Glue

BigData Workflow Engine for Hadoop, Hbase, Netezza, Pig, Hive, Cascalog ...

Glue Workflow Processes

TOC

What is a Glue Process

One Sentence

A Glue Workflow is a combination of processes, and each process in turn performs a series of tasks, which in turn are madeup of statements.

Logical devision of work

Three ways to think of it:

  1. If your a programmer think of a workflow as a Class and Processes as its methods.
  2. Divide a workflow into multiple tasks, a series of tasks can be grouped logically e.g.
  3. Divide a workflow into highlevel steps (these are the processes), each step can be completed in a series of steps (tasks).
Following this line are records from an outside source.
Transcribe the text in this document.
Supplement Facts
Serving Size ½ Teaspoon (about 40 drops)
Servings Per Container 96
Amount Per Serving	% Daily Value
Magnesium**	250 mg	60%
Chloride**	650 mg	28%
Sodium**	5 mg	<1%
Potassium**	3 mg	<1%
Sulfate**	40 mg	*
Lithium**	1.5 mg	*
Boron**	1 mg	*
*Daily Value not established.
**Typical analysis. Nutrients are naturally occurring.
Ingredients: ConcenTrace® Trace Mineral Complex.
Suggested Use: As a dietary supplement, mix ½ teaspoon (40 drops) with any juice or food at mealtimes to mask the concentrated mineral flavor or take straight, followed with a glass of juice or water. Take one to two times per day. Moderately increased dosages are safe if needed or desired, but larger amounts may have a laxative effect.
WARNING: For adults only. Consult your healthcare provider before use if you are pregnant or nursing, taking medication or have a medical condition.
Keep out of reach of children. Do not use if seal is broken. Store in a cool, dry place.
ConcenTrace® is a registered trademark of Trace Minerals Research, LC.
    load from database select data write data out as csv send data to HDFS create directory put file into directory run query create query add parameters to query based on data available run query save output download query output insert output into mysql

Example

The example above can be written as:

File: myworkflow.groovy

tasks{
    loadFromDatabase{
        tasks = { context ->
            //select data 
            //write data out as csv
        }
    }

    sendToHDFS{
        dependencies="loadFromDatabase"
        tasks = { context ->
            //create directory
            //put file into directory
        }
    }

    runQuery{
        dependencies="sendToHDFS"
        tasks = { context ->
            //create query
            //add parameters to query based on data available
            //run query
        }
    }

    saveOutput{
        dependencies="runQuery"
        tasks = { context ->
            //download query output
            //insert output into mysql
        }
    }

}